Sometimes much can be salvaged by a respondent in the argument on the re-exercise of the discretion. The gain made by demonstrating error can prove illusory or of little ultimate value after a well structured argument by the respondent that persuades an appellate court to give more weight to discretionary considerations that were not regarded as of much significance by a trial judge.
Conclusion
What I have set out to do in this paper is offer an approach to appellate advocacy that has been helpful to me. I know that there are others who carry out the role with more polish and skill than I manage. I am confident however that there are few who take more delight or obtain more thrills from the challenges and the risks and the joy associated with that role. Engaging an appeal court in the course of oral argument and acquitting ones self well, is doing what being an advocate is all about. I am an enthusiast and recommend the experience to anyone who enjoys advocacy. Justice Kirby expressed it as follows:-
“It [the purpose of advocacy] is to persuade the minds of others to meet in agreement with one’s argument. The terrors of advocacy, especially for the young and inexperienced, remain the stimulus for each succeeding generation of advocates as they rise to address decision-makers. The joys of advocacy, after a day in court when the tasks have been well and skillfully performed, particularly when crowned with success, are greater than virtually any other vocation can offer — a heavy mixture of intellect, emotion and drama — sure to get the adrenalin flowing.”
Timothy D North SC
Footnotes
- “Appellate Advocacy” The Hon. Justice Ronald Sackville (1996 — 97) 15 ABR 99 at 100.

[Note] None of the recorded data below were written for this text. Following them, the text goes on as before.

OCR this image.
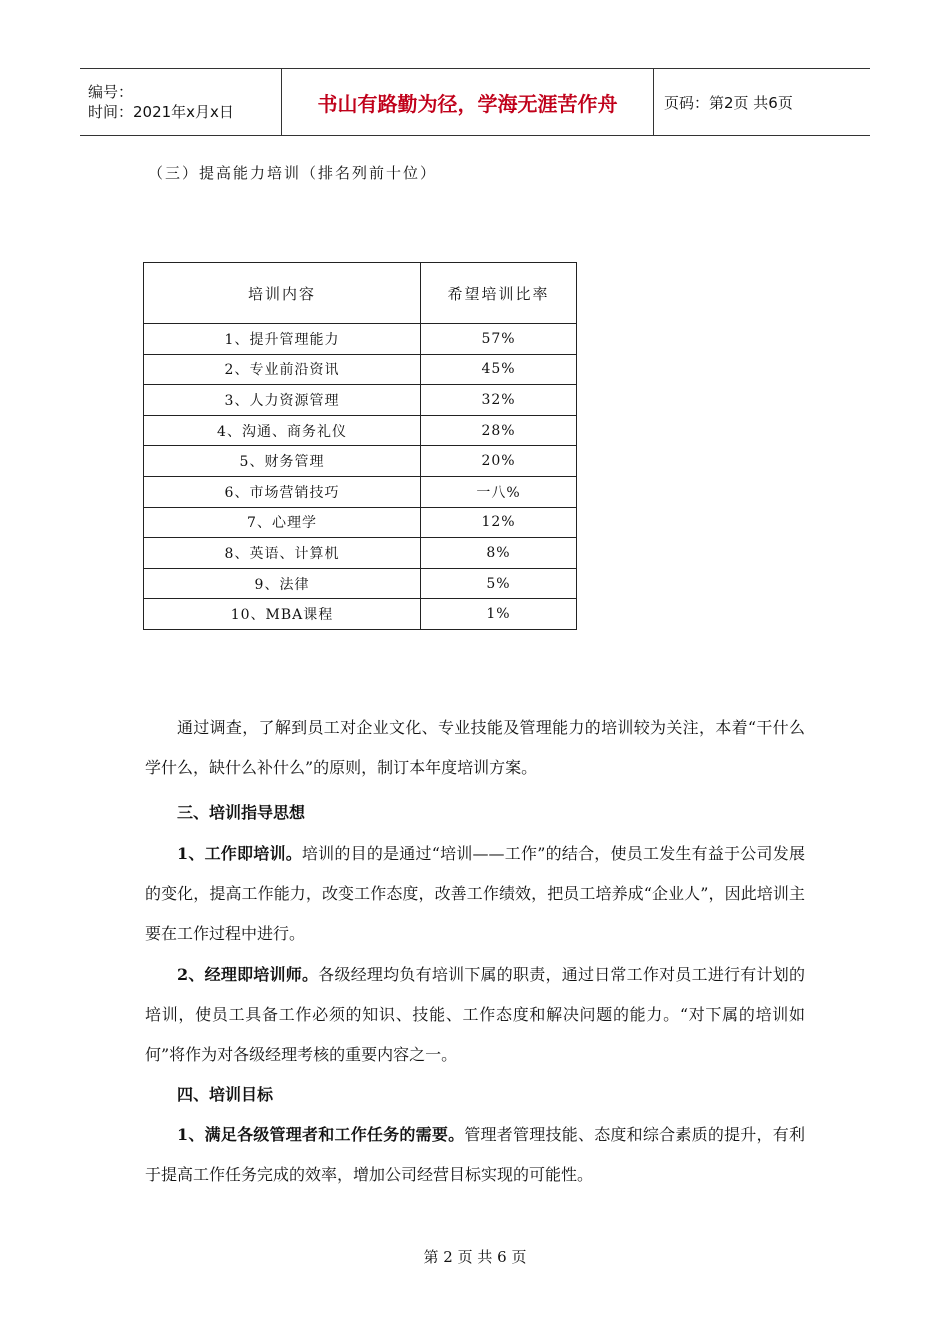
编号：
时间：2021年x月x日	书山有路勤为径，学海无涯苦作舟	页码：第2页 共6页
（三）提高能力培训（排名列前十位）
培训内容	希望培训比率
1、提升管理能力	57%
2、专业前沿资讯	45%
3、人力资源管理	32%
4、沟通、商务礼仪	28%
5、财务管理	20%
6、市场营销技巧	一八%
7、心理学	12%
8、英语、计算机	8%
9、法律	5%
10、MBA课程	1%

通过调查，了解到员工对企业文化、专业技能及管理能力的培训较为关注，本着“干什么学什么，缺什么补什么”的原则，制订本年度培训方案。

三、培训指导思想

1、工作即培训。培训的目的是通过“培训——工作”的结合，使员工发生有益于公司发展的变化，提高工作能力，改变工作态度，改善工作绩效，把员工培养成“企业人”，因此培训主要在工作过程中进行。

2、经理即培训师。各级经理均负有培训下属的职责，通过日常工作对员工进行有计划的培训，使员工具备工作必须的知识、技能、工作态度和解决问题的能力。“对下属的培训如何”将作为对各级经理考核的重要内容之一。

四、培训目标

1、满足各级管理者和工作任务的需要。管理者管理技能、态度和综合素质的提升，有利于提高工作任务完成的效率，增加公司经营目标实现的可能性。

第 2 页 共 6 页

- DF Jackson QC “Appellate Advocacy” (1992) 8 ABR 245.
- (1936) 55 CLR
- at 504 – 505
- (1979) 144 CLR 513
- See CDJ v. VAJ (1998) 197 CLR 172
- (1979) FLC 90-605 at 78,092
- at 78092
- (1979) 142 CLR 531 at 551
- (2003) 214 CLR 118
- at [25]
- Sackville at 106
- Order 32 Rule 2(7a)(b)
- Rules 22.02 and 22.7
- At Part D
- The Role of Counsel and Appellant Advocacy (1984) 58 ALJ 537 at 541.
- “Advocacy and special leave applications” speech to the Victorian Bar — Continuing Legal Education, 22 November 2004
- “The Future of Appellant Advocacy”, the Honourable Justice Michael Kirby (2006) 27 ABR 141 at 142.